19 ‘neutrals’ from banned Russia head for Worlds
02 Aug 2017 - 0:54
Moscow: If Russian hurdler Sergey Shubenkov retains his world title in London next week he will not be serenaded by his national anthem when he stands on the podium.
Shubenkov and 18 compatriots will compete as neutral athletes at the World Championships, the biggest international meeting to include Russians since their country’s athletics federation was suspended nearly two years ago over an independent World Anti-Doping Agency (WADA) report that exposed the country’s widespread state-sponsored doping.
“I want everything to be like in 2015,” Shubenkov said, referring to the gold medal he won in the 110-metres hurdles at the last worlds in Beijing.
With their federation still suspended, dozens of Russians have been cleared to compete internationally after demonstrating to the International Association of Athletics Federations (IAAF) that their training environment meets the required anti-doping standards.
Although some semblance of a Russian squad is returning to the international stage after missing last year’s Rio Olympics, Russian athletes in London will be barred from wearing their country’s symbols and colours, down to hairbands and nail polish. Russian authorities, who have vehemently denied the existence of state-sponsored doping, have generally accepted athletes’ efforts to compete as ‘neutrals’.

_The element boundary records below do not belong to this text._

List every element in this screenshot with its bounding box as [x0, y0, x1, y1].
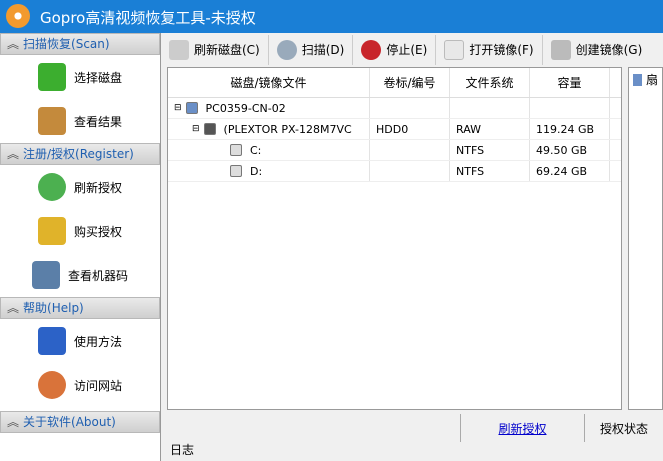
- sidebar-item-machine-code[interactable]: 查看机器码: [0, 253, 160, 297]
- file-disc-icon: [444, 39, 465, 60]
- item-label: 使用方法: [74, 334, 123, 349]
- cell: C:: [250, 143, 262, 157]
- chevron-up-icon: ︽: [7, 147, 20, 161]
- collapse-icon[interactable]: ⊟: [174, 103, 182, 113]
- cell: [370, 140, 450, 160]
- sidebar-item-view-results[interactable]: 查看结果: [0, 99, 160, 143]
- cell: 49.50 GB: [530, 140, 610, 160]
- section-scan[interactable]: ︽ 扫描恢复(Scan): [0, 33, 160, 55]
- cell: (PLEXTOR PX-128M7VC: [223, 122, 352, 136]
- create-image-button[interactable]: 创建镜像(G): [543, 35, 651, 65]
- chevron-up-icon: ︽: [7, 37, 20, 51]
- cell: [450, 98, 530, 118]
- computer-search-icon: [32, 261, 60, 289]
- log-label: 日志: [170, 443, 195, 457]
- cell: PC0359-CN-02: [205, 101, 286, 115]
- right-panel-tab[interactable]: 扇: [646, 71, 658, 88]
- computer-icon: [185, 102, 198, 114]
- disk-add-icon: [550, 39, 571, 60]
- sidebar-item-website[interactable]: 访问网站: [0, 363, 160, 407]
- partition-icon: [230, 144, 242, 156]
- clipboard-icon: [38, 107, 66, 135]
- cell: [370, 98, 450, 118]
- window-title: Gopro高清视频恢复工具-未授权: [40, 9, 256, 27]
- button-label: 刷新磁盘(C): [194, 43, 260, 57]
- title-bar: Gopro高清视频恢复工具-未授权: [0, 0, 663, 33]
- sidebar-item-select-disk[interactable]: 选择磁盘: [0, 55, 160, 99]
- license-status: 授权状态: [599, 421, 648, 436]
- table-header: 磁盘/镜像文件 卷标/编号 文件系统 容量: [168, 68, 621, 98]
- button-label: 创建镜像(G): [575, 43, 643, 57]
- button-label: 扫描(D): [301, 43, 345, 57]
- item-label: 访问网站: [74, 378, 123, 393]
- magnifier-icon: [276, 39, 297, 60]
- cell: 69.24 GB: [530, 161, 610, 181]
- section-label: 注册/授权(Register): [23, 147, 134, 161]
- item-label: 选择磁盘: [74, 70, 123, 85]
- scan-button[interactable]: 扫描(D): [269, 34, 354, 65]
- collapse-icon[interactable]: ⊟: [192, 124, 200, 134]
- hard-drive-icon: [203, 123, 216, 135]
- sector-icon: [633, 73, 642, 86]
- cell: [530, 98, 610, 118]
- sidebar-item-buy-license[interactable]: 购买授权: [0, 209, 160, 253]
- chevron-up-icon: ︽: [7, 415, 20, 429]
- refresh-icon: [38, 173, 66, 201]
- sidebar: ︽ 扫描恢复(Scan) 选择磁盘 查看结果 ︽ 注册/授权(Register) 刷…: [0, 33, 161, 461]
- cell: RAW: [450, 119, 530, 139]
- section-about[interactable]: ︽ 关于软件(About): [0, 411, 160, 433]
- column-header[interactable]: 磁盘/镜像文件: [168, 68, 370, 97]
- stop-button[interactable]: 停止(E): [353, 34, 437, 65]
- refresh-disk-button[interactable]: 刷新磁盘(C): [161, 34, 269, 65]
- sidebar-item-refresh-license[interactable]: 刷新授权: [0, 165, 160, 209]
- disk-icon: [169, 39, 189, 60]
- table-row[interactable]: D: NTFS 69.24 GB: [168, 161, 621, 182]
- section-register[interactable]: ︽ 注册/授权(Register): [0, 143, 160, 165]
- cell: HDD0: [370, 119, 450, 139]
- cell: NTFS: [450, 140, 530, 160]
- item-label: 刷新授权: [74, 180, 123, 195]
- item-label: 查看结果: [74, 114, 123, 129]
- right-panel: 扇: [628, 67, 663, 410]
- partition-icon: [230, 165, 242, 177]
- status-bar: 刷新授权 授权状态: [167, 414, 663, 442]
- column-header[interactable]: 文件系统: [450, 68, 530, 97]
- item-label: 购买授权: [74, 224, 123, 239]
- stop-icon: [361, 39, 382, 60]
- section-help[interactable]: ︽ 帮助(Help): [0, 297, 160, 319]
- table-row[interactable]: ⊟ (PLEXTOR PX-128M7VC HDD0 RAW 119.24 GB: [168, 119, 621, 140]
- refresh-license-link[interactable]: 刷新授权: [498, 420, 546, 437]
- table-row[interactable]: ⊟ PC0359-CN-02: [168, 98, 621, 119]
- section-label: 关于软件(About): [23, 415, 116, 429]
- cell: D:: [250, 164, 263, 178]
- cell: [370, 161, 450, 181]
- home-globe-icon: [38, 371, 66, 399]
- button-label: 停止(E): [386, 43, 428, 57]
- section-label: 扫描恢复(Scan): [23, 37, 110, 51]
- cell: 119.24 GB: [530, 119, 610, 139]
- column-header[interactable]: 容量: [530, 68, 610, 97]
- open-image-button[interactable]: 打开镜像(F): [436, 34, 543, 65]
- key-icon: [38, 217, 66, 245]
- table-row[interactable]: C: NTFS 49.50 GB: [168, 140, 621, 161]
- section-label: 帮助(Help): [23, 301, 84, 315]
- column-header[interactable]: 卷标/编号: [370, 68, 450, 97]
- button-label: 打开镜像(F): [469, 43, 534, 57]
- item-label: 查看机器码: [68, 268, 129, 283]
- chevron-up-icon: ︽: [7, 301, 20, 315]
- sidebar-item-usage[interactable]: 使用方法: [0, 319, 160, 363]
- cell: NTFS: [450, 161, 530, 181]
- help-book-icon: [38, 327, 66, 355]
- plus-icon: [38, 63, 66, 91]
- toolbar: 刷新磁盘(C) 扫描(D) 停止(E) 打开镜像(F) 创建镜像(G): [161, 33, 663, 66]
- disk-table: 磁盘/镜像文件 卷标/编号 文件系统 容量 ⊟ PC0359-CN-02 ⊟ (PL…: [167, 67, 622, 410]
- app-logo-icon: [6, 4, 30, 28]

“Everyone understands who they are representing,” sports minister Pavel Kolobkov told reporters at Russia’s national athletics championships last week.
“It will be difficult for the athletes to compete because they are patriots.”
Many of the Russians set to compete in London say that the absence of their flag is but a minor annoyance that neither dims their love for their country nor affects their focus.
“I try not to think about it, not to give it any importance,” Shubenkov said.
World champion high jumper Maria Lasitskene -- whose personal best, a 2.06-metre jump recorded last month, is three centimetres off the world record -- said that the possibility of retaining her title was more important than the colours she would be wearing.
“I’m competing as a neutral but what’s most important for me is to show results, to defend my title,” she said.
Russian athletes cleared by the IAAF say the long hiatus from international competitions has hurt their development as much as their income.
“It’s tough to motivate yourself when you are competing against those with whom you train every day,” sprinter Kseniya Aksyonova, who was cleared to compete by the IAAF but met the entry standard for London only after the deadline, told Reuters.
The Russian federation’s decision to hold the national championships after the entry deadline for the worlds ultimately deprived three athletes, including Aksyonova, of the chance to compete in London.
“I understood that the chances to qualify were gone,” Aksyonova said.
“That lifted a weight off my shoulders.”
A return to the fold remains unlikely before 2018 after the head of the IAAF’s Task Force, Rune Andersen, said on Monday that Russia had yet to meet several of the criteria for reinstatement.
Drug-testing was still insufficient and banned coaches were still operating freely, he told reporters in London after a presentation to the IAAF Council, saying: “There are still issues to be resolved.”